Wolfgang Björnsen, MdB CDU, verspricht, dass die Unterstützung von Kinderfilmen größeres Gewicht im Filmförderungsgesetz erhalten wird – der von der Bundesregierung am 7. November beschlossene Gesetzentwurf löst dies aber nicht ein. Hier muss noch nachgebessert werden. Auch die Länder ziehen mit, in Erfurt saßen beim Startschuss der Initiative für den besonderen Kinderfilm neben Manfred Schmidt von der MDM, wo der Kinderfilm schon immer besonders gepflegt wurde, auch Klaus Schäfer (FFF Bayern) und Vertreter der Film- und Medien-Stiftung NRW mit am Tisch. Sie wollen die provokante Einschätzung von Katharina Reschke widerlegen, dass es attraktiver sei mit Tom Tykwer als mit einem popligen Kinder-Cast auf dem Foto zu sein.

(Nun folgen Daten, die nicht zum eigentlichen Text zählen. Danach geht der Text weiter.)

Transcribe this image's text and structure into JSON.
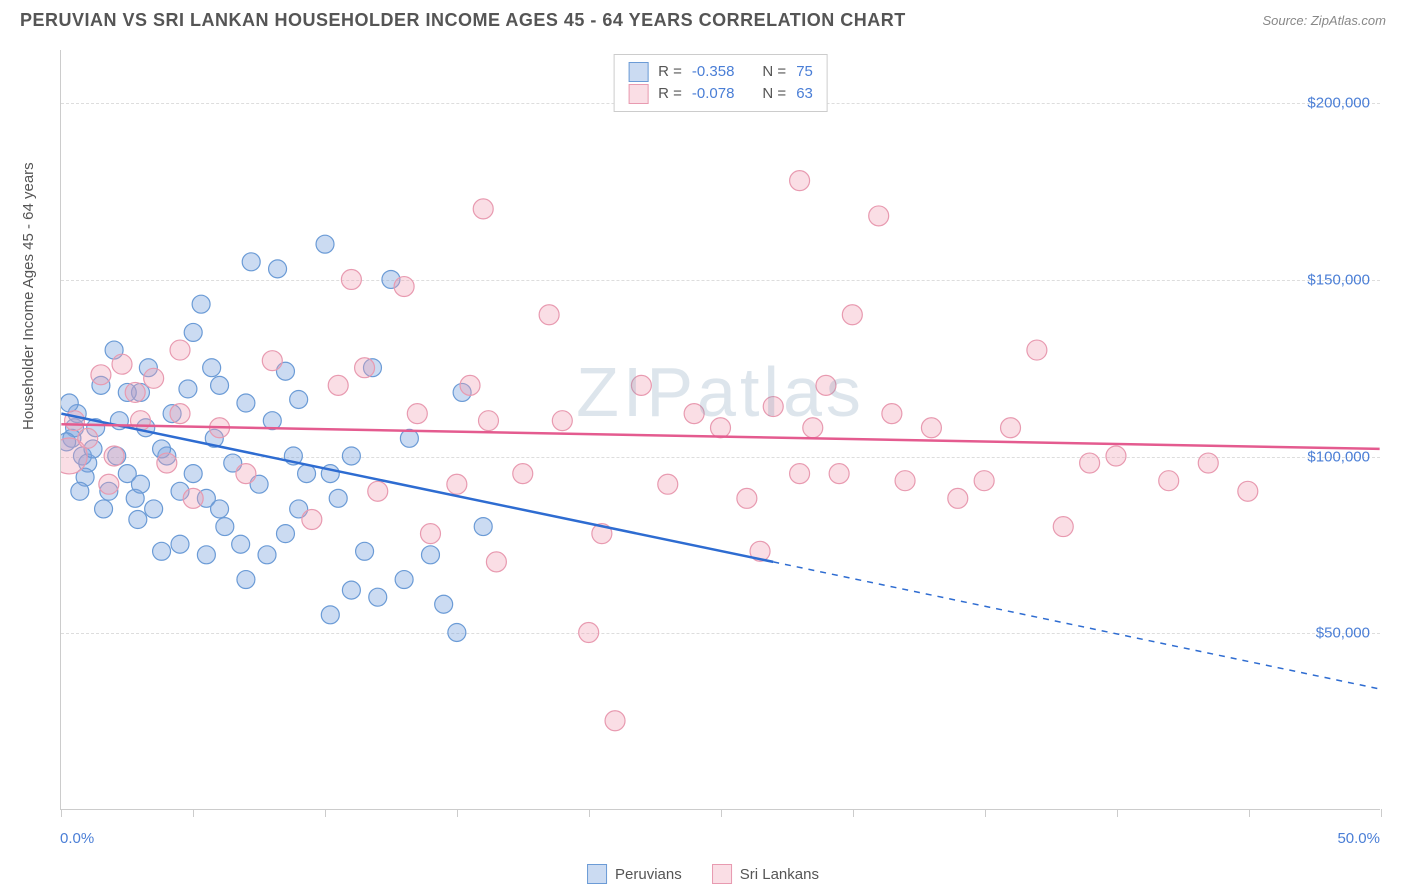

Zweiter Baustein der Initiative ist eine Änderung im Fernsehprogramm, von dem der Filmgeschmack der Kinder schon früh mit geprägt werde. Hier dominieren bei den Privaten amerikanische Serien, aber auch bei den öffentlich-rechtlichen Sendern fehlen attraktive deutsche Produkte, insbesondere Zeichentrickserien, da die Produktion zu teuer sei, schätzt Oliver Castendejk ein. Der Kika beginnt gegenzusteuern, künftig werden mehr Sendeplätze mit Originalstoffen bestückt werden. Sender-Chef Steffen Kottkamp widerspricht der These, dass es keine Bücher gäbe. Die seien sogar so zahlreich, dass nicht alle produziert werden können. „Es ist aber schwierig, sie in den Redaktionen durchzusetzen.“ Davon weiß Bernd Sahling ein Lied zu singen. Seinen neuen Film hat der Gewinner des Deutschen Filmpreises seit 2001 entwickelt, gefördert wurde der Dreh von der MDM, dem BKM und vom Kuratorium Junger Deutscher Film. Zwei Jahre hat er mit dem MDR um die Finanzierung gerungen, anschließend bei allen Sendern die Klinken vergeblich geputzt. Der rbb lehnt nach einem Jahr Verhandlungen ab. Das Medienbaord Berlin-Brandenburg nicht wegen mangelnder Qualität, sondern wegen des fehlenden Senders. Der Produzent musste das Budget halbieren, nur noch 40 Drehtage waren bezahlbar, was bei einem Dreh mit Kindern zu Problemen mit der eingeschränkten Arbeitszeit führt. „Das Projekt war nur durch die Selbstausbeutung der Beteiligten möglich, die ihre Honorare zurück gestellt haben,“ bringt Sahling die Misere auf den Punkt.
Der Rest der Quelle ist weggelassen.